When the coronavirus pandemic started, life became even more difficult. As people quarantined at home, demand for auto-rickshaw rides declined, and her father stopped working as much. At the same time, anti-Muslim sentiment and violence were growing. Although Nasreen’s family, who are Muslim, were never victims of sectarian violence, the increasing reports of attacks in the city made her parents nervous about staying in Delhi. The family began to plan for one of her brothers to follow her father’s footsteps and work in the Gulf, and to discuss returning to the village in West Bengal.

Meanwhile, Nasreen’s cousin and his family began pressuring Nasreen’s family to rekindle the engagement. Her parents — perhaps hoping to keep their options open about returning to the village — eventually agreed, then pressured Nasreen into accepting.

She immediately regretted the decision. Nasreen’s fiancé began to stalk her remotely, she said, demanding that she tell him where she was at all times and forbidding her from participating in ordinary activities.
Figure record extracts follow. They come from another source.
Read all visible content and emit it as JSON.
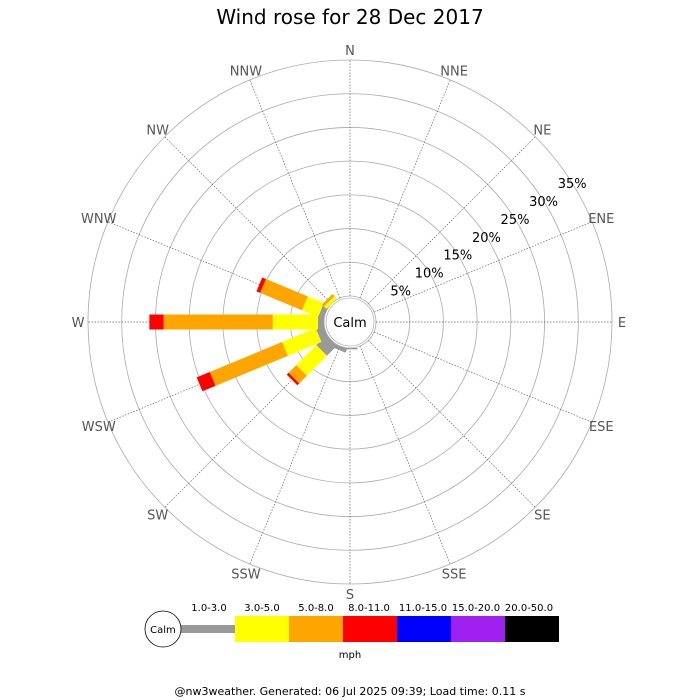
{
  "title": "Wind rose for 28 Dec 2017",
  "footer": "@nw3weather. Generated: 06 Jul 2025 09:39; Load time: 0.11 s",
  "chart_data": {
    "type": "windrose",
    "title": "Wind rose for 28 Dec 2017",
    "directions": [
      "N",
      "NNE",
      "NE",
      "ENE",
      "E",
      "ESE",
      "SE",
      "SSE",
      "S",
      "SSW",
      "SW",
      "WSW",
      "W",
      "WNW",
      "NW",
      "NNW"
    ],
    "ring_labels": [
      "5%",
      "10%",
      "15%",
      "20%",
      "25%",
      "30%",
      "35%"
    ],
    "rmax_percent": 35,
    "calm_label": "Calm",
    "speed_unit": "mph",
    "bins": [
      {
        "label": "1.0-3.0",
        "color": "#999999"
      },
      {
        "label": "3.0-5.0",
        "color": "#ffff00"
      },
      {
        "label": "5.0-8.0",
        "color": "#ffa500"
      },
      {
        "label": "8.0-11.0",
        "color": "#ff0000"
      },
      {
        "label": "11.0-15.0",
        "color": "#0000ff"
      },
      {
        "label": "15.0-20.0",
        "color": "#a020f0"
      },
      {
        "label": "20.0-50.0",
        "color": "#000000"
      }
    ],
    "series": [
      {
        "direction": "N",
        "values": [
          0,
          0,
          0,
          0,
          0,
          0,
          0
        ]
      },
      {
        "direction": "NNE",
        "values": [
          0,
          0,
          0,
          0,
          0,
          0,
          0
        ]
      },
      {
        "direction": "NE",
        "values": [
          0,
          0,
          0,
          0,
          0,
          0,
          0
        ]
      },
      {
        "direction": "ENE",
        "values": [
          0,
          0,
          0,
          0,
          0,
          0,
          0
        ]
      },
      {
        "direction": "E",
        "values": [
          0,
          0,
          0,
          0,
          0,
          0,
          0
        ]
      },
      {
        "direction": "ESE",
        "values": [
          0,
          0,
          0,
          0,
          0,
          0,
          0
        ]
      },
      {
        "direction": "SE",
        "values": [
          0,
          0,
          0,
          0,
          0,
          0,
          0
        ]
      },
      {
        "direction": "SSE",
        "values": [
          0,
          0,
          0,
          0,
          0,
          0,
          0
        ]
      },
      {
        "direction": "S",
        "values": [
          0.2,
          0,
          0,
          0,
          0,
          0,
          0
        ]
      },
      {
        "direction": "SSW",
        "values": [
          0.6,
          0,
          0,
          0,
          0,
          0,
          0
        ]
      },
      {
        "direction": "SW",
        "values": [
          2.1,
          4.2,
          1.6,
          0.4,
          0,
          0,
          0
        ]
      },
      {
        "direction": "WSW",
        "values": [
          1.2,
          5.4,
          11.6,
          2.1,
          0,
          0,
          0
        ]
      },
      {
        "direction": "W",
        "values": [
          0.9,
          6.7,
          16.2,
          2.1,
          0,
          0,
          0
        ]
      },
      {
        "direction": "WNW",
        "values": [
          0.8,
          2.6,
          6.7,
          0.6,
          0,
          0,
          0
        ]
      },
      {
        "direction": "NW",
        "values": [
          0,
          0.5,
          0.4,
          0,
          0,
          0,
          0
        ]
      },
      {
        "direction": "NNW",
        "values": [
          0,
          0,
          0,
          0,
          0,
          0,
          0
        ]
      }
    ]
  }
}
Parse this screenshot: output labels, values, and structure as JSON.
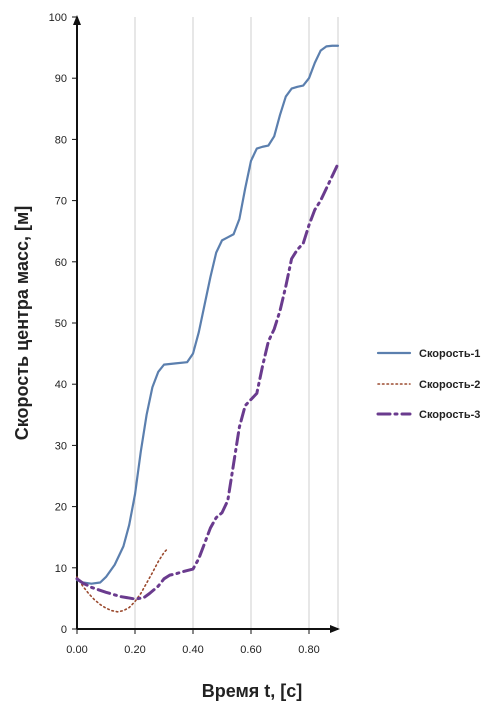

If she failed to conform to his exacting demands, he would verbally abuse her over the phone, frequently changing numbers so she could not block his calls.

“‘I have your Delhi address. I can come, and I can do anything,’” she said he told her. “He said, ‘I’ll throw acid on your face, I’ll ruin your life and everything.’”

To escape a second time, Nasreen secretly recorded her fiancé’s threats. Once she had gathered enough material, she played it for her parents. “If this is how he is treating me before marriage, what will he do after marriage?” she asked. Finally, they agreed to break off the engagement for good.

But Nasreen still quarreled with her family. After one fight, she said, her family punished her by locking her in a dark room alone for hours. Desperately afraid of the dark, she felt as if she was suffocating. In a panic, she cut deep slashes in both wrists, leaving permanent scars.

“There were times when I felt like ending my life or running away,” she said. “But I stopped because my parents would have had to answer a lot of people and a lot of questions. I didn’t want to give them that burden.”

She had relied on her wits and will to get out of the violent engagement. Now, she felt she needed to find a way out of her family’s stifling control.

Bhumika Saraswati, Nikita Jain and Andrea Bruce contributed reporting.